At the end of July 2009, an Italian woman and her Moroccan fiancé decided to get married in Catania, Sicily.

But shortly after they filed their marriage application a new law on migrants' status entered into force, making the marriage impossible because the Moroccan was an undocumented immigrant.  The new law (94/2009) was part of the so-called pachetto sicurezza, or security package, a range of measures introduced by the coalition government of Prime Minister Silvio Berlusconi in response to growing public anxiety over migration and crime.

But two years after the rejection of the original marriage applications, Italy's top constitutional court has now struck down the contested marriage provision. The ruling was an important legal victory for the beleaguered rights of migrants in Italy, one of the areas of concern for the Open Society Foundations' work in Italy, which includes a focus on minorities including migrants, Roma and stateless people.

The 2009 law criminalized the status of undocumented migrants in Italy. It imposed fines of up to €10,000 and expulsion for those found to be without a valid permit of stay. It also limited some fundamental rights of any undocumented third country nationals resident in Italy.

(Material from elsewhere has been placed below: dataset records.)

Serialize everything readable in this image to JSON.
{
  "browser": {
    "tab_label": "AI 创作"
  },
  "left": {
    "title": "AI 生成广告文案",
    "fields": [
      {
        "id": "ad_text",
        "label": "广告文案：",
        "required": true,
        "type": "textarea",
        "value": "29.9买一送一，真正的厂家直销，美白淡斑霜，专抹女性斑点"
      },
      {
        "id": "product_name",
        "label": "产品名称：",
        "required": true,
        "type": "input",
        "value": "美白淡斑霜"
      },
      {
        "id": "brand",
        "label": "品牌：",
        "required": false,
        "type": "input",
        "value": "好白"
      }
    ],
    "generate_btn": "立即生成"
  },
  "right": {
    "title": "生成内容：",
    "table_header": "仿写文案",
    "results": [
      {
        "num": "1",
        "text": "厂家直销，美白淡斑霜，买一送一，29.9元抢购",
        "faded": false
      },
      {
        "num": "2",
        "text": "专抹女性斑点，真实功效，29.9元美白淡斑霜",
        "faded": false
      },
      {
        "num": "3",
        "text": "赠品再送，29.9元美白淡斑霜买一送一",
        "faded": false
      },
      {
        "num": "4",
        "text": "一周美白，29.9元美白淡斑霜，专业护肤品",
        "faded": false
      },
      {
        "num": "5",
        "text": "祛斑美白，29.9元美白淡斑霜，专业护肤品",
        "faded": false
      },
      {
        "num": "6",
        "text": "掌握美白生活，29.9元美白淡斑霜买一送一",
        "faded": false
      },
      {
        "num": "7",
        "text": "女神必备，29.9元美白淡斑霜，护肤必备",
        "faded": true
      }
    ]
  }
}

As originally drafted the law proposed that third country nationals would have to show their permit of stay in order to exercise even the most basic rights, such as registering a birth, getting emergency care, or getting married.  The first two prohibitions were removed after intensive lobbying and parliamentary opposition. But the ban on marriage was left in when the law came into force on August 8, 2009.

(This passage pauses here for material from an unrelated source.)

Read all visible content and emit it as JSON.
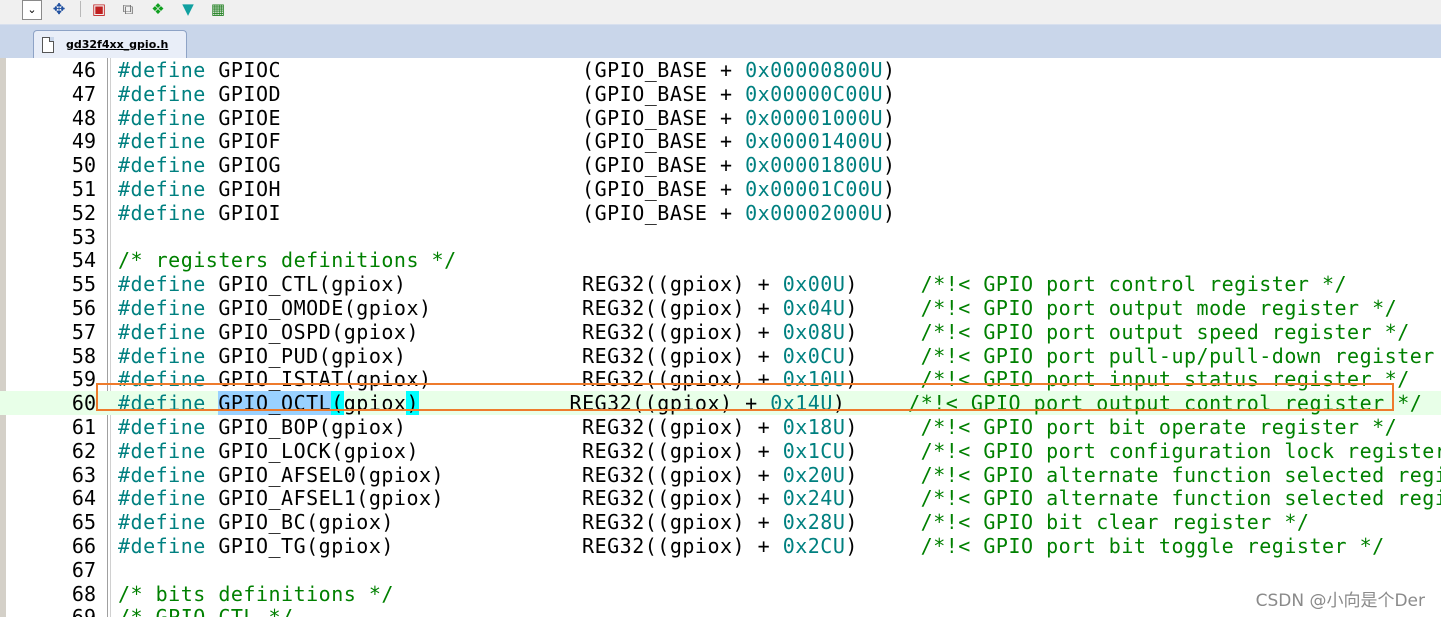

The constitutional court has now overturned the ban, ruling that the right to marry constitutes a fundamental human right laid down in Articles 2 and 29 of the Italian constitution, as well as being expressly stated in Article 16 of the Universal Declaration of Human Rights,  and Article 12 of the 1948 European Convention of Human Rights. As such, this right is "individual, and does not belong to participants in a particular political community, but to human beings as such," with the result that "the legal status as foreigners should not be considered as allowing diversified or pejorative treatments in its regard."

The court acknowledged desire of the legislator's who passed the law to thwart opportunistic "marriages of convenience" by migrants seeking legal status. But the judges determined that the measure was disproportionate, insofar as the sacrifice imposed on the freedom to marry not only concerned foreigners. Ultimately, Italian citizens seeking to marry undocumented non-Italians would be stopped from doing so, imposing a double contraction of freedom even against those who wish to marry in complete "good faith."

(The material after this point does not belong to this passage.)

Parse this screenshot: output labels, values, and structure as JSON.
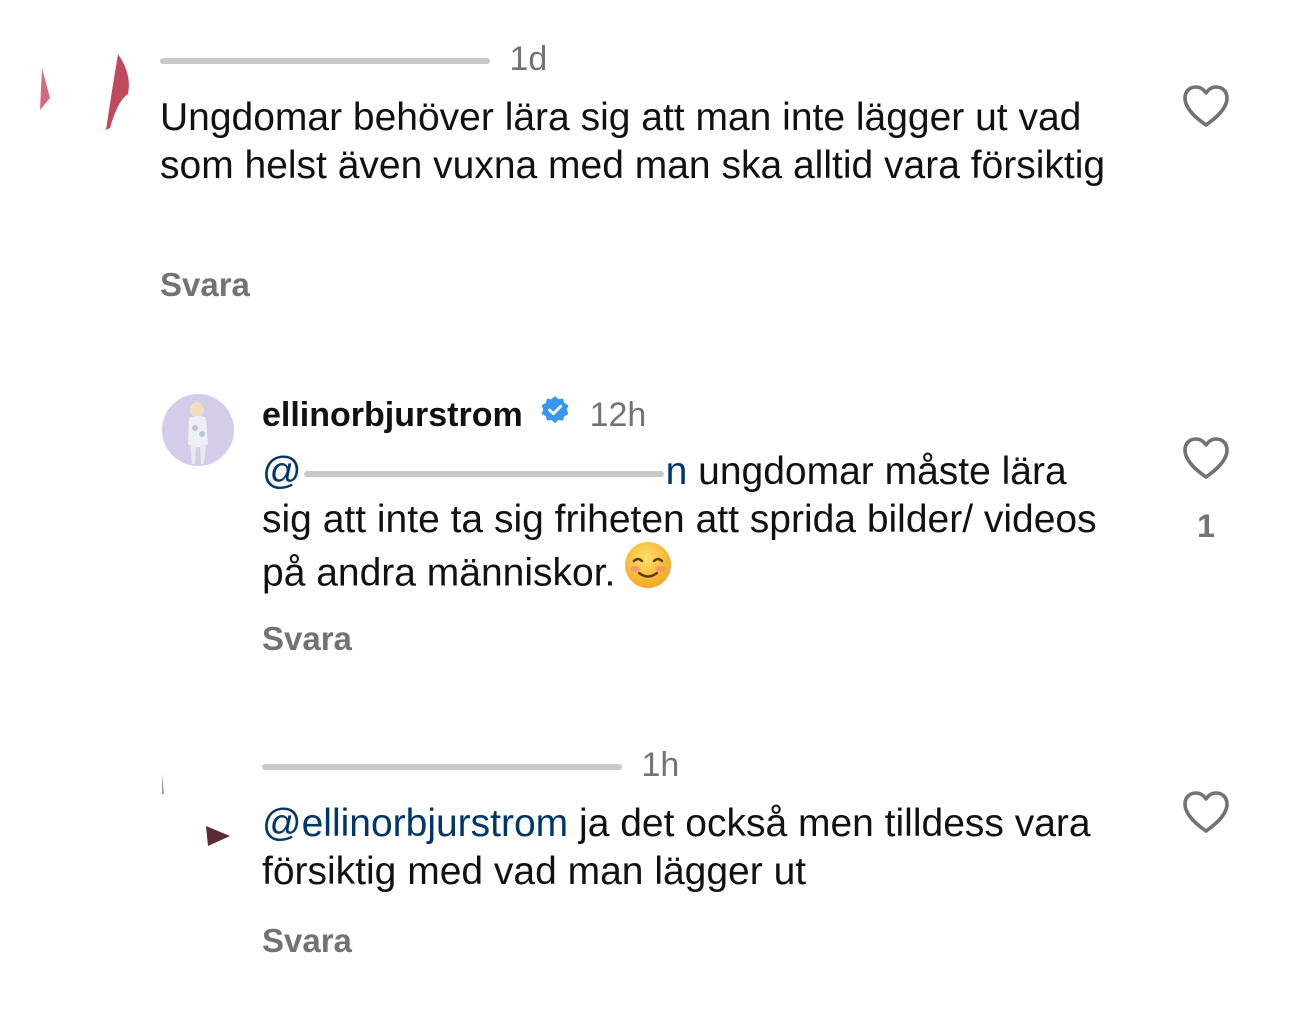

The court recalled, in addition, that Italian immigration procedures already include measures aimed at preventing “marriages of convenience,” including the power to revoke a foreigner's permit of stay if the wedding is not followed by a period of cohabitation.

Importantly, the court also stated that the marriage provision was in breach of Article 117 of the Italian Constitution, insofar as it violated the constraints arising from Italy’s accession to and ratification of the ECHR.

It noted the recent decision of the European Court of Human Rights in  O'Donoghue and Others v. The United Kingdom, in which the court ruled against a UK requirement that non-European third party nationals should apply for special permission to be allowed to marry a native, finding the UK in violation of Article 12 of the Convention.

The judgment is the last in a series of decisions that have struck down important parts of the security package of 2009. In April, the European Court of Justice ruled against the law's imposition of mandatory prison detention on migrants who ignore court expulsion orders, concluding this was in breach of European Union law. 

In June last year, the Italian Constitutional also court struck down another part of the packagerequiring that  undocumented status be considered as an aggravating factor in criminal sentencing.